What else is out there? Exploring the connection between biodiversity, ecosystems services, pandemics and epidemic risk
Wildlife microbiomes, whether symbiotic, commensal or pathogenic, and their potential to spread by crossing interspecies barriers, eventually reaching humans via transitional interfaces (e.g. peri-urban, farming areas), are still largely unknown. Complex links between increased human-mediated disturbance, land-use change, natural habitat loss/degradation/fragmentation, climate change and biodiversity loss have all been linked to increases in the increased prevalence and risk of zoonotic disease for a variety of pathogens, mostly driven by human activities that modify the environment or spread pathogens into new ecological niches[[Whitmee et al. 2015 and CBD SoK 2015]]. Zoonotic diseases are significant threats to human health, with vector-borne diseases accounting for approximately 17 per cent of all infectious diseases and causing an estimated 700,000 deaths globally[[IPBES Global Assessment on Biodiversity and Ecosystem Services & IPBES The assessment report on land degradation and restoration.]] in a normal year, which can more than double in pandemic years[[In the first twelve months of the COVID-19 pandemic, more than 2 million related deaths have been officially registered worldwide (worldometers.info/coronavirus 19 January 2021).]].

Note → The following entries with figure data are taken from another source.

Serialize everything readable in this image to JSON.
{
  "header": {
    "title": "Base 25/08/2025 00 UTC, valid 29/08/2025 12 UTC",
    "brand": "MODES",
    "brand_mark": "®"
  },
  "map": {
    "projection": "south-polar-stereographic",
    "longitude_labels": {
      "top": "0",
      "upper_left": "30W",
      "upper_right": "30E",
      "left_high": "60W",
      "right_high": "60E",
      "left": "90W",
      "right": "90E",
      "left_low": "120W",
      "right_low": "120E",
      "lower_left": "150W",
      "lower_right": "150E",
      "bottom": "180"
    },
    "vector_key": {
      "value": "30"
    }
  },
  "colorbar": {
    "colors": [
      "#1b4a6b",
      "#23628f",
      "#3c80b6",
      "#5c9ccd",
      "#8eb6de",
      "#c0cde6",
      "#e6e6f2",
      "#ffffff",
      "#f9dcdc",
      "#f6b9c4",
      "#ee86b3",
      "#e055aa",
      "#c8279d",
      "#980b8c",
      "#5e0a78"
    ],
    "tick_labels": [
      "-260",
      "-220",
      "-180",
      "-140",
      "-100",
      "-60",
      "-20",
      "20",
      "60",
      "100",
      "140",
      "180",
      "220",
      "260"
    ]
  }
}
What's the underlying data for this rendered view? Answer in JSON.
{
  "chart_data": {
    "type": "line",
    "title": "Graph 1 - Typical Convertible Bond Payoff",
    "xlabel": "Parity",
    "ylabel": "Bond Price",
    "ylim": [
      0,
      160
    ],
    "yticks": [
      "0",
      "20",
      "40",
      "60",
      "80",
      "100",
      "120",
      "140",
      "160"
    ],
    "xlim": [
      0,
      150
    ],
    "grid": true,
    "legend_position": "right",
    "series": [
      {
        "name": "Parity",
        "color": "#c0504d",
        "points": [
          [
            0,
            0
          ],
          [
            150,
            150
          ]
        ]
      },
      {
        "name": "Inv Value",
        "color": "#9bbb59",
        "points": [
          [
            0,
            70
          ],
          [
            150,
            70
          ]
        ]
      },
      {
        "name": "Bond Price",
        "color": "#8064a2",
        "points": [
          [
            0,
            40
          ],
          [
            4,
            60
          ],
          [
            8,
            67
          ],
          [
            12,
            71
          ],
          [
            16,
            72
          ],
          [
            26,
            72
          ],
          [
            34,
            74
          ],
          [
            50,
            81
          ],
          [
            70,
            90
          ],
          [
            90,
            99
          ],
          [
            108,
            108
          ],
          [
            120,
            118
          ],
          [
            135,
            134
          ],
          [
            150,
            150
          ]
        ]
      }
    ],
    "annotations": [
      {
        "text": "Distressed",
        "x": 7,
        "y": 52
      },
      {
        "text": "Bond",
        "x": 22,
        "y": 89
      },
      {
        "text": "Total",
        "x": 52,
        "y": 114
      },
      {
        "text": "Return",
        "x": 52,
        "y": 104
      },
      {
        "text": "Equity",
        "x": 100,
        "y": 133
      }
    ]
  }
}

The magnitude and direction of altered disease incidence due to anthropogenic disturbance differ globally and between ecosystems. Some described mechanisms and drivers that especially affect infectious disease risk are[[Patz & Confalonieri (2005) Human Health: Ecosystem Regulation of Infectious Diseases. Ecosystems and Human Well-being: Current State and Trends. 1. cited in IPBES global assessment report, 2019]] habitat alteration (e.g. deforestation, urbanisation), depletion of predators, biological invasion, host transfer, biodiversity change, human-driven genetic changes, bushmeat hunting and consumption, environmental contamination by infectious agents, international exchanges, trade, etc.
This call aims to recover biodiversity and ecosystems services whilst predicting and preventing future pandemics and epidemic outbreaks, especially in tropical areas and biodiversity hotspots, through collaboration between environmental (including climate), ecological, biomedical and social sciences. Projects should map, identify and characterise (e.g. with molecular techniques) potential emerging pathogens and their hosts/vectors in both carefully selected natural and human-modified areas, explore the relationship of biodiversity and ecosystems dynamics with microbiomes’ evolution and spread, within the broader context of socio-economic driving forces, climate change, public health and animal health.
Pathogen discovery, prophylaxis and operational surveillance strategies should be developed to search for new potential pathogens, within natural and human-modified ecosystems and hosts as well as in cases of human infectious diseases of unknown aetiology, to prevent, detect and contain their outbreaks. Risk maps and predictive models should be built based on development trends, the presence of probable host/bridge species, environmental and socio-economic factors.
The impacts of land use and climate change on biodiversity, ecosystem services and pandemics should be also taken into account, as well as any recent IPBES reports on the links between biodiversity and pandemics[[IPBES (2020) Workshop Report on Biodiversity and Pandemics. Daszak, P. et al. doi:10.5281/zenodo.4147317 https://ipbes.net/pandemics ]].
Ecologists, infectious-disease researchers, medical doctors, veterinarians, environmental, public-health and animal-health experts, socio-economic stakeholders and the private sector, particularly SMEs, as well as authorities, civil and political entities, should contribute among others to devise an early warning mechanism, track environmental change, assess the risk of pathogens crossing over and reduce risky human activities.
Efforts to preserve/restore biodiversity should address the economic and socio-cultural factors that drive natural habitat alteration and the rural poor’s dependency on hunting and trading wild animals. International cooperation with non-EU countries where new pathogens have emerged is strongly encouraged. Projects should ensure availability and interoperability of their data with the EC Knowledge Centre for Biodiversity and earmark the necessary resources for cooperation. Collaboration with the Biodiversity Partnership (HORIZON-CL6-2021-BIODIV-02-01) and creating links to its activities is expected[[https://www.biodiversa.org/1759]].
This topic should involve the effective contribution of social sciences and humanities (SSH) disciplines.